No hay que olvidar que el Episcopado no esta conformado de meros “líderes”, sino que por aquellos que la acción del Espíritu Santo suscitó para ser testigos de la Fe y confirmar con el sacerdocio de Cristo a sus hermanos. Los Obispos, en comunión con el Sucesor de Pedro, deben caminar por una “kénosis”, que no les deja abatidos, después de la traición de Judas y sus propias debilidades, para que, confortados por la Pascua, sean conducidos por la Madre del Señor al encuentro de Pentecostés, donde reciben un corazón nuevo y un espíritu nuevo, que desde lo alto les da un amar, anunciar y apacentar según el Corazón de Jesús.
Es una tremenda «desgracia», que muchos miembros de la Iglesia se olvidan de los valores fundamentales que predica y, por ello, la Iglesia y el Estado tienen que trabajar juntos para adoptar medidas, leyes y mecanismos eficaces para contrarrestar los casos de abusos.

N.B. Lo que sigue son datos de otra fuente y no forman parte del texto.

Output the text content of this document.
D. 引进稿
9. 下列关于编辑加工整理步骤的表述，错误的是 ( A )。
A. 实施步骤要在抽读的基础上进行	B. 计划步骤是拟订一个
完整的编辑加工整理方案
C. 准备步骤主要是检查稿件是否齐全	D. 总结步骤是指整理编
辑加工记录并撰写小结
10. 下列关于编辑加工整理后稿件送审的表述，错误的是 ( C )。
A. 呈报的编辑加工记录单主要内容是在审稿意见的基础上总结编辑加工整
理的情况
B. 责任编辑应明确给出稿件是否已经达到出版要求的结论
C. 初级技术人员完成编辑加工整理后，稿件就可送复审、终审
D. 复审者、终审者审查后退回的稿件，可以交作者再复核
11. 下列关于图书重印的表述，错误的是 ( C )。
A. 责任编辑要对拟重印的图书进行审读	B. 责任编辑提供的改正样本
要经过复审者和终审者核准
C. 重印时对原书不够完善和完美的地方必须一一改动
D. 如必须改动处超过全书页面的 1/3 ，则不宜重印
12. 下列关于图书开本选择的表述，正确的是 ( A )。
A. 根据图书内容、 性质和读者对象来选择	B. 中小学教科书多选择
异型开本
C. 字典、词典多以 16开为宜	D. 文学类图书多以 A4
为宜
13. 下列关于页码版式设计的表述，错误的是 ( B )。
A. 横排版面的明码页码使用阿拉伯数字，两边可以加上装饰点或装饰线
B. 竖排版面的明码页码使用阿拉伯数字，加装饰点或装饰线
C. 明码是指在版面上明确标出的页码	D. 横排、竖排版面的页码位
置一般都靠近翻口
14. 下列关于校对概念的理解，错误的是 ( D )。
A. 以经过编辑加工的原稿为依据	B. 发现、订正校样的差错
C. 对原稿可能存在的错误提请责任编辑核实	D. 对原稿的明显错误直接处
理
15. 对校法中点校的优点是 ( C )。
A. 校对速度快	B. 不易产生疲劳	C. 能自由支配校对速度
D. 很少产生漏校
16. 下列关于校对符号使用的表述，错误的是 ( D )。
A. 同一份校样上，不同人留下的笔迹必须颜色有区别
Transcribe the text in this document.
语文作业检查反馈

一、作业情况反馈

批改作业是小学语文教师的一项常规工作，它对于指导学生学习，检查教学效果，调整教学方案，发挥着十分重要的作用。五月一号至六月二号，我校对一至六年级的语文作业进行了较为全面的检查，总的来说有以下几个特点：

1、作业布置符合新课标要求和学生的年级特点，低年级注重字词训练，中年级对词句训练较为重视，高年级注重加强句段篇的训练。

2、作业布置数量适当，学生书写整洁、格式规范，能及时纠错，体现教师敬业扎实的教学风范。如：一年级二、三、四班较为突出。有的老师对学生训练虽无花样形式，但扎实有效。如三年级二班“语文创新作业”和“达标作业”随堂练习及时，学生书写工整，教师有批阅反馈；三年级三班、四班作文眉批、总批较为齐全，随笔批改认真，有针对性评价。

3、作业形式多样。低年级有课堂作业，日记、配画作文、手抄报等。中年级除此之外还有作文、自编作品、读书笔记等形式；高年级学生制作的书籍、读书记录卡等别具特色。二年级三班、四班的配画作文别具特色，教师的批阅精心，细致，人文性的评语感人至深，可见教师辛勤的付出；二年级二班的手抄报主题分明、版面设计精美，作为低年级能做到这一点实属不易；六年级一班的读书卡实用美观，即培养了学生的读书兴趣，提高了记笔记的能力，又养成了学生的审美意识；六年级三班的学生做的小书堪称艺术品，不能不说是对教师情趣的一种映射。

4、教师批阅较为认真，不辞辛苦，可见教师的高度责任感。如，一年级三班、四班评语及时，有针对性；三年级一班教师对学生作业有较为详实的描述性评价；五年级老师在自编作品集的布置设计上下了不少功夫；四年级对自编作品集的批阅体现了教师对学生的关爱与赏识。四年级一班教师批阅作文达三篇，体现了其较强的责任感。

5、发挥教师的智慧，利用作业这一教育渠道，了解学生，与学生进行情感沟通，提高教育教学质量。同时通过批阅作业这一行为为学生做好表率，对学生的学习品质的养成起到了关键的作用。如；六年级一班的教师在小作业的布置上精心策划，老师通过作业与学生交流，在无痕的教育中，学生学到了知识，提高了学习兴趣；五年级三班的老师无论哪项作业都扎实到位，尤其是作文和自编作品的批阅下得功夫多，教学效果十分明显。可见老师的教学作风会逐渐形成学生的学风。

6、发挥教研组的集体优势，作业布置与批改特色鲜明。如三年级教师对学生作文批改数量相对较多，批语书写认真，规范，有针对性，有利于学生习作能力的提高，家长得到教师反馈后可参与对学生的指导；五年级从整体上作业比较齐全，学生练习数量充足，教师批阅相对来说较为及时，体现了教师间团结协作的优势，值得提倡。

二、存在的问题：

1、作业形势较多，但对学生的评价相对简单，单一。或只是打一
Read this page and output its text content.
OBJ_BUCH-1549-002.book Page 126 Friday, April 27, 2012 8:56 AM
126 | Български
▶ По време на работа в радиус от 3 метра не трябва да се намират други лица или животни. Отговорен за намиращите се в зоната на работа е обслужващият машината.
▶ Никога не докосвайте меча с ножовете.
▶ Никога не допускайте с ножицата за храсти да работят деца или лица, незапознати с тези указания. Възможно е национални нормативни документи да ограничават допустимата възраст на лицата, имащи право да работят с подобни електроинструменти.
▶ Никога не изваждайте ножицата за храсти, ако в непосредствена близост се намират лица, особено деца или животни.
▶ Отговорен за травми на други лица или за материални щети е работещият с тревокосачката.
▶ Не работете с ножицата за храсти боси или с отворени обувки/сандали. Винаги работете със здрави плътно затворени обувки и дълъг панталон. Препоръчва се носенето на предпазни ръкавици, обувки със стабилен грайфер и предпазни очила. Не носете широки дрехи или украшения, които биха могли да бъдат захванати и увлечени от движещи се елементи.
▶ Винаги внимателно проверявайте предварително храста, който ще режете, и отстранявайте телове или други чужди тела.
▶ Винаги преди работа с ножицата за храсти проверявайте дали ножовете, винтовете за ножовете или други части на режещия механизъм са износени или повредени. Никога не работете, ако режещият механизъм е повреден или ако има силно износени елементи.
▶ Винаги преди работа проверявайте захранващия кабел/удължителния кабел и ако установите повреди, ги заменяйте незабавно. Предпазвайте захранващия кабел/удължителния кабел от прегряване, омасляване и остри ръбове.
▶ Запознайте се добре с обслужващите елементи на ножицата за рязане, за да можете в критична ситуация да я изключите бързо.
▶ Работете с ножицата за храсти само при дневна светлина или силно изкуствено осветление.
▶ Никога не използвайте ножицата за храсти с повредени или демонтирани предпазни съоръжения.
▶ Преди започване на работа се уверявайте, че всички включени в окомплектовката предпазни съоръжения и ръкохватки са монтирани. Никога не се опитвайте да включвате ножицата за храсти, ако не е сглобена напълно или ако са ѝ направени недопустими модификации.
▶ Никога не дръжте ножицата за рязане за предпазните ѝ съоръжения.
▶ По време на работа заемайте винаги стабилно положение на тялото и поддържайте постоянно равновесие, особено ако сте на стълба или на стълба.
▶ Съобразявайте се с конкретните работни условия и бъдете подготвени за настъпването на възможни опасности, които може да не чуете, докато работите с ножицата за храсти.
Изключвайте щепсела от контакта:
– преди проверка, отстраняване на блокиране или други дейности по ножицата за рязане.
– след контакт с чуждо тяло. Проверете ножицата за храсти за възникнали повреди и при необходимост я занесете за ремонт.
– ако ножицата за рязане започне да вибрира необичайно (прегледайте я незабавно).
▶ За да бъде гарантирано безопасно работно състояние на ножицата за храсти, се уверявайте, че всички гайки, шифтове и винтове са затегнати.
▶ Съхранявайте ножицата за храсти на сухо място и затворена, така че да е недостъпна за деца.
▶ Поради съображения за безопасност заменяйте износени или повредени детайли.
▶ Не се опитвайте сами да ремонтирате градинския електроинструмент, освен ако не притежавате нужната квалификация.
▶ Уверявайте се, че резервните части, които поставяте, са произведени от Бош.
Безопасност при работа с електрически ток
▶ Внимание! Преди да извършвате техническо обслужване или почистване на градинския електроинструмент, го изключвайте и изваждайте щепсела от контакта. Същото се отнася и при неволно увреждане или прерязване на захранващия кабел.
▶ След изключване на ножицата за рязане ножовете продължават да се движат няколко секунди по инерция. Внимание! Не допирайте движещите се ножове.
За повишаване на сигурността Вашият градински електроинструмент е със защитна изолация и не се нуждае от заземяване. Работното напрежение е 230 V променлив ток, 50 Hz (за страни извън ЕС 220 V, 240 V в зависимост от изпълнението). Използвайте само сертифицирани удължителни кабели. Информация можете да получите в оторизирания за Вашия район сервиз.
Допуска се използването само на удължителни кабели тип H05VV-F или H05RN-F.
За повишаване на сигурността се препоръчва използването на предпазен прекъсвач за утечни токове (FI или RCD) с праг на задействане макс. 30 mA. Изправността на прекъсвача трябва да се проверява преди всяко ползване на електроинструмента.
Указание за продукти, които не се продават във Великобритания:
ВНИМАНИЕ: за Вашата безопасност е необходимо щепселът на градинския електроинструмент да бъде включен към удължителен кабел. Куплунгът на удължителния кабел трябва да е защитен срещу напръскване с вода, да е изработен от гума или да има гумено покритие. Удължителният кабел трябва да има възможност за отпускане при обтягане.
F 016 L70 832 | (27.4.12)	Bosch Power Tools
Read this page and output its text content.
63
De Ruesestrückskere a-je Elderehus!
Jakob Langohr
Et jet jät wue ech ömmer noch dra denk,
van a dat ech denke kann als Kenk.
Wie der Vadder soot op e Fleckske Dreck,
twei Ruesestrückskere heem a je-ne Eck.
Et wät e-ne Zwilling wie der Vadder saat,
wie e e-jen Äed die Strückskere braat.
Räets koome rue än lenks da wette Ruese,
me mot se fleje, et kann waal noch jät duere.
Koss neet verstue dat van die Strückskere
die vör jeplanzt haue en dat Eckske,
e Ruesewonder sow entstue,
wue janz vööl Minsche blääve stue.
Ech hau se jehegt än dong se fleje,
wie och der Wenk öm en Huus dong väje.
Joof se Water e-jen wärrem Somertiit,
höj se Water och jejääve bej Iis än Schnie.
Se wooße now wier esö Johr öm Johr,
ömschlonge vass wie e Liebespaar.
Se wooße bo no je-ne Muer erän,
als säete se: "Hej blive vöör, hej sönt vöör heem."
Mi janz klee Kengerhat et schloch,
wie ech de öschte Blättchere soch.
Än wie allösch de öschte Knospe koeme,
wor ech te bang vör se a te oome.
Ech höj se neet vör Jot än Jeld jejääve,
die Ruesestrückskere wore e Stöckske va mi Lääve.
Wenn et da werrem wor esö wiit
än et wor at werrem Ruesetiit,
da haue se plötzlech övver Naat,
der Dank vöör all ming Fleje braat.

Pero es necesario también que «el óptimo trabajo y el compromiso generoso de la gran mayoría de los sacerdotes y religiosos… no tienen que quedar oscurecidos por las transgresiones de algunos hermanos», decía el Papa mérito, Benedicto XVI, instando, a los obispos, a que alienten a sus sacerdotes «a buscar siempre la renovación espiritual y a descubrir de nuevo la alegría de cuidar de su rebaño en el seno de la gran familia de la Iglesia».